Der französische Philosoph Jean-Jacques Rousseau war der Meinung, die Macht gehe nicht nur vom Volk aus, sie werde auch vom Volk ausgeübt. Wenn die Machtausübung aber vom vorgesehenen Weg abweiche, entstünden Probleme mit Korruption. Das trifft auf das System des heimischen Sports zu. Auch aus historischen Gründen: Als die Zweite Republik eingerichtet wurde, übernahmen Verbände und Vereine die Verantwortung für die Organisation des Sports in allen Formen, Leistungsklassen und für alle Gruppen der Öffentlichkeit. Zwei parteinahe Organisationen, Sportunion (ÖVP) und ASKÖ (SPÖ), sowie der neutrale ASVÖ kümmerten sich um Hobby- und Nachwuchssportler, die Fachverbände sammelten die Ehrgeizler nach Disziplinen unter ihrem Dach.

Förderung und Netzwerke

Von Beginn an förderte der Staat – auch über den Umweg der national monopolisierten Glücksspielerlöse – die Verbände. Hier richteten sich mächtige, keiner demokratischen Kontrolle unterworfene Netzwerke ein, das Zweiparteiensystem SPÖVP pflegte sein billiges Rekrutierungsreservoir. Gut gemeinte Versuche, Macht und Geld auf Basis „objektiver Leistungs­kriterien“ zu verteilen, verpuffen bis heute nahezu wirkungslos.

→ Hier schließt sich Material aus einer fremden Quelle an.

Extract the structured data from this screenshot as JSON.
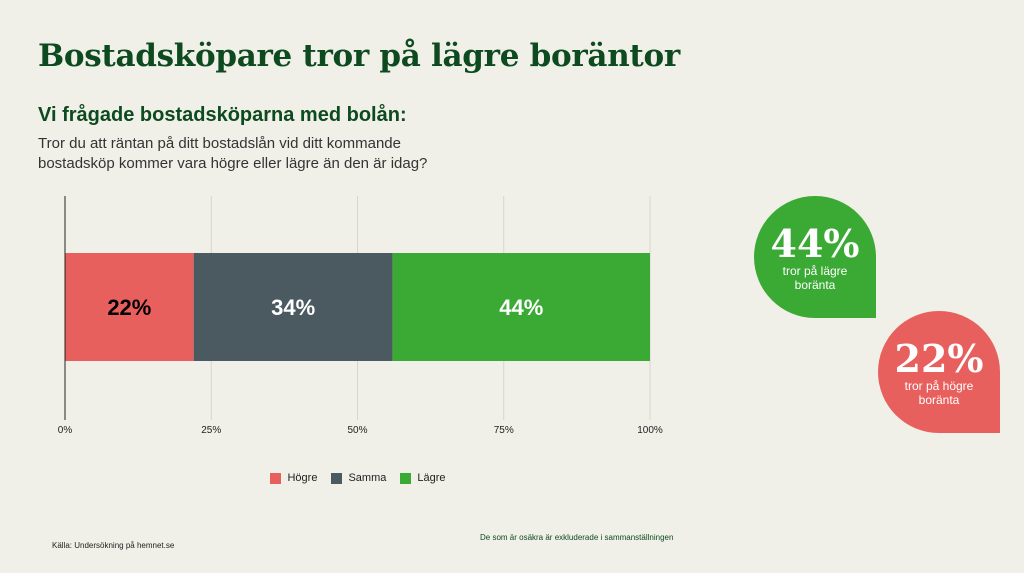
{
  "title": "Bostadsköpare tror på lägre boräntor",
  "subtitle": "Vi frågade bostadsköparna med bolån:",
  "question": "Tror du att räntan på ditt bostadslån vid ditt kommande bostadsköp kommer vara högre eller lägre än den är idag?",
  "colors": {
    "hogre": "#e8605e",
    "samma": "#4a5a60",
    "lagre": "#3aaa35",
    "title": "#0d4a1f"
  },
  "chart_data": {
    "type": "bar",
    "orientation": "horizontal-stacked",
    "categories": [
      ""
    ],
    "series": [
      {
        "name": "Högre",
        "values": [
          22
        ],
        "label": "22%",
        "color": "#e8605e",
        "label_color": "#000000"
      },
      {
        "name": "Samma",
        "values": [
          34
        ],
        "label": "34%",
        "color": "#4a5a60",
        "label_color": "#ffffff"
      },
      {
        "name": "Lägre",
        "values": [
          44
        ],
        "label": "44%",
        "color": "#3aaa35",
        "label_color": "#ffffff"
      }
    ],
    "xlim": [
      0,
      100
    ],
    "xticks": [
      {
        "value": 0,
        "label": "0%"
      },
      {
        "value": 25,
        "label": "25%"
      },
      {
        "value": 50,
        "label": "50%"
      },
      {
        "value": 75,
        "label": "75%"
      },
      {
        "value": 100,
        "label": "100%"
      }
    ],
    "grid": true,
    "legend_position": "bottom"
  },
  "bubbles": [
    {
      "value": "44%",
      "text": "tror på lägre boränta",
      "color": "#3aaa35"
    },
    {
      "value": "22%",
      "text": "tror på högre boränta",
      "color": "#e8605e"
    }
  ],
  "source": "Källa: Undersökning på hemnet.se",
  "footnote": "De som är osäkra är exkluderade i sammanställningen"
}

Im Parlament wird die Ungerechtigkeit der Förderverteilung regelmäßig kritisiert und als „Missstand“ bezeichnet. Der Rechnungshof hat erst 2019 wieder die ­Personalunion von ­Fördergeldempfängern und Fördergeldverteilern angeprangert. Der damalige Sportminister Hans Peter Doskozil fixierte genau diesen Sportfilz im Bundessportfördergesetz 2017, die Kritik des Rechnungshofes erreicht die Betroffenen nicht. Für alle Beteiligten und Genannten gilt die Unschuldsvermutung.

Die Verschiebung der Wahl des ÖOC-Vorstandes provozierte kaum Berichte oder Kritik. Das wundert angesichts des eingebetteten Sportjournalismus in Österreich nicht.

„Der Sport“ ist laut Verfassung eine von der Politik unabhängige Sphäre sui generis und wird im Wesentlichen von den Bundesländern verwaltet. Die Folge ist ein Wildwuchs an Förderungen durch Kommunen, Länder und Bund, die weder gegengerechnet noch koordiniert werden. Jeder Provinzfürst pflegt seine Schäfchen. Kontrollmechanismen? Sportminister wie Norbert Darabos, Gerald Klug oder Doskozil (alle SPÖ) drängten sich in die Nähe von Funktionären und auf Fotos mit Sportstars.

Und dann kam ein Neuer: Gerald Martens hat sein Geld als Industriekaufmann gemacht, ist seit rund eineinhalb Jahren Präsident des Österreichischen Basketballverbandes und wollte wissen, warum beispielsweise der Volleyballverband viel mehr Fördergeld erhält. Martens finanzierte eine Studie über die Subventionspraxis und es stellte sich heraus, dass Sportverbände, die ihre Vertreter an den Geldquellen sitzen haben, viel mehr Steuermittel erhalten als andere. An der Spitze: Der ÖSV mit seinem Multifunktionär Peter Schröcksnadel und rund 3,8 Millionen Euro Bundessportförderung. Mit den von Ex-Sportminister Heinz-Christian Strache direkt an den ÖSV gespendeten Mitteln und den Förderungen für Events und Infrastruktur kam der ÖSV im Jahr 2019 auf mehr als elf Millionen ­Euro Subventionen.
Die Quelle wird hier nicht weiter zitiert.